Airway mucus functions as the first line of defense against pathogens and toxins. The major components of the airway mucus are the mucins, MUC5AC and MUC5B. In CF, defective CFTR channel activity leads to dehydrated mucus and increased mucin content. In muco-obstructive diseases, such as CF, asthma, COPD, and NCFB, mucins are overexpressed due to goblet cell hyperplasia and the ratio of MUC5AC to MUC5B is elevated, causing thick mucus, airway obstruction, and chronic infections and inflammation. Splisense is developing an antisense oligonucleotide (ASO) drug aiming to reduce MUC5AC levels in patients with CF and other muco-obstructive diseases (Asthma, COPD and NCFB), facilitating efficient mucus clearance and alleviating respiratory blockage and inflammation.

Methods

Splisense ASOs designed and optimized using a proprietary algorithm were screened and the effect of highly potent lead candidate ASOs was further analyzed in IL-13 induced primary HBEs using RT-qPCR and Western Blot. The lead candidate was further analyzed in industry standard disease mouse models.

Results

The SPL5AC clinical candidate ASO was found to be highly potent and effectively delivered through the mucus layer to IL-13-induced HBEs, leading to a significant reduction in MUC5AC RNA and protein levels. In vivo studies in muco-obstructive disease mouse models demonstrated that SPL5AC reduced Muc5ac levels, resulting in improved clinical features typical of muco-obstructive diseases.
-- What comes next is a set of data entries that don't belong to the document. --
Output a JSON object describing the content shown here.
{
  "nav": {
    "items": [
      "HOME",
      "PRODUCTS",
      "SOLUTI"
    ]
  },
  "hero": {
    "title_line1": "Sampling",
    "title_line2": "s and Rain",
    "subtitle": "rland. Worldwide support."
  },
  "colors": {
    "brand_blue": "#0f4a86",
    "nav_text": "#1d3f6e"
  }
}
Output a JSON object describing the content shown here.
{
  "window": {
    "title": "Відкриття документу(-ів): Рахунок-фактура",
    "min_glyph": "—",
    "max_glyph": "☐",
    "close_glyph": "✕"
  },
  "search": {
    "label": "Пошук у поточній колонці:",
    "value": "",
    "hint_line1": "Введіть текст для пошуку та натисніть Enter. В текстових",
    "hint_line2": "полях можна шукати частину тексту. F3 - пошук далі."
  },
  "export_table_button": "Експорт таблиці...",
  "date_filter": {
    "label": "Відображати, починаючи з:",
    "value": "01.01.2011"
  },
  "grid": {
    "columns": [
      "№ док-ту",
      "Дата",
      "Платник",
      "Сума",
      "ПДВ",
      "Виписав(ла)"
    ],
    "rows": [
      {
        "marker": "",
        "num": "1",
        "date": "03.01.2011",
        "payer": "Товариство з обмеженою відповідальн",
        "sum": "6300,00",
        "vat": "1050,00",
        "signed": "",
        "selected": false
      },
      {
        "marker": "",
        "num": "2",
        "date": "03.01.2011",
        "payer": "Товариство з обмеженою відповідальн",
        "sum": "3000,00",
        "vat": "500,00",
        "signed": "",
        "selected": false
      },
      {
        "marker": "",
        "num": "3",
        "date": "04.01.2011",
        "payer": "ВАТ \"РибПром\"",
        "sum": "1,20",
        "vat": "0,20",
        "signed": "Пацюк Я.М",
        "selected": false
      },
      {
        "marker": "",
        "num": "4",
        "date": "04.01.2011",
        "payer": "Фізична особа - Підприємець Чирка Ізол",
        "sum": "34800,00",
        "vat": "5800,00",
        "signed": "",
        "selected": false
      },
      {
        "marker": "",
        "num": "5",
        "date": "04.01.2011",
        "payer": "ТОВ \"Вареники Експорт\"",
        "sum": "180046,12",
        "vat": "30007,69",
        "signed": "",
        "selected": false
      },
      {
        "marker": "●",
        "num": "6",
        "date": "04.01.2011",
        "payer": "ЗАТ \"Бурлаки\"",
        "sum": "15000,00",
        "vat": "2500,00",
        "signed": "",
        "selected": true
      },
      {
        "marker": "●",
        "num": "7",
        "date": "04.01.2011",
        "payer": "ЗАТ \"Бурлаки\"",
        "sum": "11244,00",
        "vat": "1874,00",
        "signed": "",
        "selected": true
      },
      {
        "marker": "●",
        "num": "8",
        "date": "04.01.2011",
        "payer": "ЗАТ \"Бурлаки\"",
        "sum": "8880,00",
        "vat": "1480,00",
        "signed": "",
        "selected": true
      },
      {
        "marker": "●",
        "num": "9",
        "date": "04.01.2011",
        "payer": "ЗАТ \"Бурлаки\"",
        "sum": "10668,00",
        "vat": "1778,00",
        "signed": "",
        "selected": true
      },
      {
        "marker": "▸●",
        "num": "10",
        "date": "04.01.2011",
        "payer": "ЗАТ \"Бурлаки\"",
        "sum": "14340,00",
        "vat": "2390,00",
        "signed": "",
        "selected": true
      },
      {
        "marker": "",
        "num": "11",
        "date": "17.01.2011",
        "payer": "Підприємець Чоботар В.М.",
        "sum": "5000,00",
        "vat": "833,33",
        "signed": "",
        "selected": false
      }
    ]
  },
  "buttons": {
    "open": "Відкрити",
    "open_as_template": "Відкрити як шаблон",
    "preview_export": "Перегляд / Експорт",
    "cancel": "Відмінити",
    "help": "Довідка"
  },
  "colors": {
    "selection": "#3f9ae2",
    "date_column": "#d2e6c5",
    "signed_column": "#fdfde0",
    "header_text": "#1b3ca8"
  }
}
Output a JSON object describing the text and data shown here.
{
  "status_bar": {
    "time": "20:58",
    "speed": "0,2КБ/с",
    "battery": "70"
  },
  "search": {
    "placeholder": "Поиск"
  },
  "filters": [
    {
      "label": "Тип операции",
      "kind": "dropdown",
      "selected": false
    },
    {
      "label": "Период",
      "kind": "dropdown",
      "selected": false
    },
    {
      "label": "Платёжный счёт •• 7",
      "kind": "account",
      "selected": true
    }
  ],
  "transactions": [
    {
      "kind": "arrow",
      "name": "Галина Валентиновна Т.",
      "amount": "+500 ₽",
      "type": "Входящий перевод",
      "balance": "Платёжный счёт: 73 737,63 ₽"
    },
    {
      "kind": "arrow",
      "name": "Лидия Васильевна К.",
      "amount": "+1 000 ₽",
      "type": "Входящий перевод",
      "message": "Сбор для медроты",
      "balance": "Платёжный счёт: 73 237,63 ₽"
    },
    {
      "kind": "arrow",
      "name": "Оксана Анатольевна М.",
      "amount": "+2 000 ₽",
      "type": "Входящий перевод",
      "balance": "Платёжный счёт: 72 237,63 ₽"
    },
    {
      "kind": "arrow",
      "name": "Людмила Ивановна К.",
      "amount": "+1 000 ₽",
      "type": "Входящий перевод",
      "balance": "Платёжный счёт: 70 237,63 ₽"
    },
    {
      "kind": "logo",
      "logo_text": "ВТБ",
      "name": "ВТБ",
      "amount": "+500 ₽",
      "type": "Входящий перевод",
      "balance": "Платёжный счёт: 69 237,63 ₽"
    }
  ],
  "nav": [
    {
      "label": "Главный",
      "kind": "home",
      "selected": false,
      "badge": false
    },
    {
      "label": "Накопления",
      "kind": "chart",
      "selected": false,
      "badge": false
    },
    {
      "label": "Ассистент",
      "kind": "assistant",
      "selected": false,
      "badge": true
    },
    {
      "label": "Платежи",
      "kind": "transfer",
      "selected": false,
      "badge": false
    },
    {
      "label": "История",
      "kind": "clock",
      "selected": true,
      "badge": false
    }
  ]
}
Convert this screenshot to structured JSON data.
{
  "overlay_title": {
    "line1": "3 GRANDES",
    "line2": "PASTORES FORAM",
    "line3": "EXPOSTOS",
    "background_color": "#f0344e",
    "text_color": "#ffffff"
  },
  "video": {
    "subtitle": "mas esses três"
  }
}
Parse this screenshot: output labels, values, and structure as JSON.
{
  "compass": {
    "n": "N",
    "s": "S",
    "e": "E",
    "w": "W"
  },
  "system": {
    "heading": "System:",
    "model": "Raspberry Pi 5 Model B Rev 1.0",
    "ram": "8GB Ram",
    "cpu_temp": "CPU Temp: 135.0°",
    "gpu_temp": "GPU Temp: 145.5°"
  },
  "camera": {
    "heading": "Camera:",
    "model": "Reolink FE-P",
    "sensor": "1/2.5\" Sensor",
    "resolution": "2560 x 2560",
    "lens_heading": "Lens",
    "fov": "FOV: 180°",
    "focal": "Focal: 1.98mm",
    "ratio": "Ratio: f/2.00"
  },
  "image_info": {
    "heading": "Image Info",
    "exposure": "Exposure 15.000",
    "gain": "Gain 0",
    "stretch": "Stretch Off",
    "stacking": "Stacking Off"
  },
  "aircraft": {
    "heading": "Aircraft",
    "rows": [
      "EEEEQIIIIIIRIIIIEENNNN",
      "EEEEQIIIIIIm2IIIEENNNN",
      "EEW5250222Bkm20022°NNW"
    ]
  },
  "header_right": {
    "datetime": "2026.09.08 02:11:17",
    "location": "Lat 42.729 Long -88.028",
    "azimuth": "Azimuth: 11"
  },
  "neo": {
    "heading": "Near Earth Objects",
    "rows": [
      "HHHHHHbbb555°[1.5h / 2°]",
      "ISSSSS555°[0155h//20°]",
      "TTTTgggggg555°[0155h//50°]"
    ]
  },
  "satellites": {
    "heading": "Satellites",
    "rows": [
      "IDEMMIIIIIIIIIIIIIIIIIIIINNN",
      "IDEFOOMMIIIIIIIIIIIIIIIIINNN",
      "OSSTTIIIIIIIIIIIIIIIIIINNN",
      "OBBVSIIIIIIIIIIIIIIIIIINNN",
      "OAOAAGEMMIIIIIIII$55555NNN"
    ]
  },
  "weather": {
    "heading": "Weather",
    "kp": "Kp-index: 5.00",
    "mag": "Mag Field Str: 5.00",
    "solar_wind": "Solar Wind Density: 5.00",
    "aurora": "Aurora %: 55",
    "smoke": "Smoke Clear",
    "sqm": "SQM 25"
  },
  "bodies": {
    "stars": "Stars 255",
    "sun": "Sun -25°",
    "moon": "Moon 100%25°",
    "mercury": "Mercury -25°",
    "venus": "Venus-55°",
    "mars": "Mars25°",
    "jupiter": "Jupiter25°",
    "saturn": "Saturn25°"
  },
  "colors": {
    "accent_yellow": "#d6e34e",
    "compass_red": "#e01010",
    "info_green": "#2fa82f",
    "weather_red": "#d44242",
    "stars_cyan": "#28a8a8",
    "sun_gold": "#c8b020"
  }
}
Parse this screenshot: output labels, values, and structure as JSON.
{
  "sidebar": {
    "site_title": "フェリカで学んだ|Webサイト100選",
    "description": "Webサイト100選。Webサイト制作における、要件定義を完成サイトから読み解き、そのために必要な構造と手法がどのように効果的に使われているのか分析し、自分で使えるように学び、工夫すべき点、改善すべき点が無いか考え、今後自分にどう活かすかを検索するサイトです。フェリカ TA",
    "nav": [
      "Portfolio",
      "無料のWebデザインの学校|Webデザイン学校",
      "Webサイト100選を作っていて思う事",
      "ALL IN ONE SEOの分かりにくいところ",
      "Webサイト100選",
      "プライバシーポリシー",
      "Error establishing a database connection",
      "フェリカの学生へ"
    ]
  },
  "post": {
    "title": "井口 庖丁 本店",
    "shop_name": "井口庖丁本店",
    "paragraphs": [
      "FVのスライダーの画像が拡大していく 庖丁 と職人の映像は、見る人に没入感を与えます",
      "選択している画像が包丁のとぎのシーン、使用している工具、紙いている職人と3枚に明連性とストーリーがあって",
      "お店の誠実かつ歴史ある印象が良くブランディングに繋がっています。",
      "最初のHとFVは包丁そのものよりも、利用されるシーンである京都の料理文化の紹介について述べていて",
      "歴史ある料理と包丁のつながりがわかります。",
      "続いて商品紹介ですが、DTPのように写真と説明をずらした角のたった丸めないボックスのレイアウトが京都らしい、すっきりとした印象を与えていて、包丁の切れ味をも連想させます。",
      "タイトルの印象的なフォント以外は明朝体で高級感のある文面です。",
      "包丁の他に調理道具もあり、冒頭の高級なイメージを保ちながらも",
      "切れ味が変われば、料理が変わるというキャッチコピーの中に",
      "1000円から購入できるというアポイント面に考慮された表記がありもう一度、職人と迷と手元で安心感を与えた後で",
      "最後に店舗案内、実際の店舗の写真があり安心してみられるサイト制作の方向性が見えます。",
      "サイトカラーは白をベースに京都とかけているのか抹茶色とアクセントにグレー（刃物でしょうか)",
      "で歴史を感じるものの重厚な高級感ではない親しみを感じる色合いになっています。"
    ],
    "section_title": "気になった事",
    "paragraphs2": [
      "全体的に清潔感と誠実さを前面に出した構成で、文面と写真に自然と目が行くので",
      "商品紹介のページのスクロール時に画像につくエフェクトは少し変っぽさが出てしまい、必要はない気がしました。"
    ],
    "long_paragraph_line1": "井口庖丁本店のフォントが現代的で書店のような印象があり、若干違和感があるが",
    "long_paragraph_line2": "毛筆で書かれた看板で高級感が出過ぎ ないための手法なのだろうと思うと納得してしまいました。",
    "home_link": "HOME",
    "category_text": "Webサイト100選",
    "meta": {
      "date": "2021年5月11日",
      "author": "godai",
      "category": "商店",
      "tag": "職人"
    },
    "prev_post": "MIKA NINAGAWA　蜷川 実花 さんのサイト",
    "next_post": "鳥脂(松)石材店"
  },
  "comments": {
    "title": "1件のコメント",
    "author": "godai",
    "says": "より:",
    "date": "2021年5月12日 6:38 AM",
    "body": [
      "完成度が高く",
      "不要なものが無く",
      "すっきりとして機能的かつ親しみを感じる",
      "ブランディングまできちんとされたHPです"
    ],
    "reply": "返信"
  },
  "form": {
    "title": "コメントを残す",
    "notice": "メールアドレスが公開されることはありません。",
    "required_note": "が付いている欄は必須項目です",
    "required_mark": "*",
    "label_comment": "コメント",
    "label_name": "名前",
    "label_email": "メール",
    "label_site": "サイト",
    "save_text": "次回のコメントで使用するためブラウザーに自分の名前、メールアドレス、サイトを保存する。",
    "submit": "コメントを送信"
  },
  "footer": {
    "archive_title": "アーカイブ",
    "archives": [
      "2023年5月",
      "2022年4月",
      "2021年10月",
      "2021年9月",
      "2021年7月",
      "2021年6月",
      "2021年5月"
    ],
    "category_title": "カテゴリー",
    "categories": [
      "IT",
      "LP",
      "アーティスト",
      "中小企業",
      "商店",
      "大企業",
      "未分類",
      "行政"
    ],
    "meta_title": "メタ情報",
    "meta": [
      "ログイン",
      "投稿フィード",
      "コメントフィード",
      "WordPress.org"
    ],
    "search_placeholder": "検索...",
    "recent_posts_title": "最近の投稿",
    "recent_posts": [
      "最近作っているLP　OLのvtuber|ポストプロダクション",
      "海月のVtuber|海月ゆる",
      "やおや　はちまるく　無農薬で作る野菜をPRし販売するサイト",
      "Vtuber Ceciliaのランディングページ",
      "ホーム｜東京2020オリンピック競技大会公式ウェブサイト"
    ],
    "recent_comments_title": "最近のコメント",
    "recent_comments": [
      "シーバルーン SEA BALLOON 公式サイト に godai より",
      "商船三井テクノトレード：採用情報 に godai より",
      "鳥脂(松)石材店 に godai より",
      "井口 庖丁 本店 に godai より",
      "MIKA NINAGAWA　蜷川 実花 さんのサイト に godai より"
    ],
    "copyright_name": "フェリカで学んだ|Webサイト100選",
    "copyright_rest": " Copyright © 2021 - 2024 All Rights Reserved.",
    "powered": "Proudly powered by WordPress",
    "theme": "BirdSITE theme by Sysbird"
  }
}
These included a reduction in mucus plugs, goblet cell hyperplasia, and an attenuated immune response. Initial tox studies indicate the promising safety profile of SPL5AC.

Conclusions

Restoring proper mucus viscoelasticity and clearance in the lungs of patients with muco-obstructive diseases like CF, remains a major goal. Our results demonstrate that SPL5AC ASO has a potential therapeutic benefit for CF and other muco-obstructive patients with the objective to advance to first in Human in 2025.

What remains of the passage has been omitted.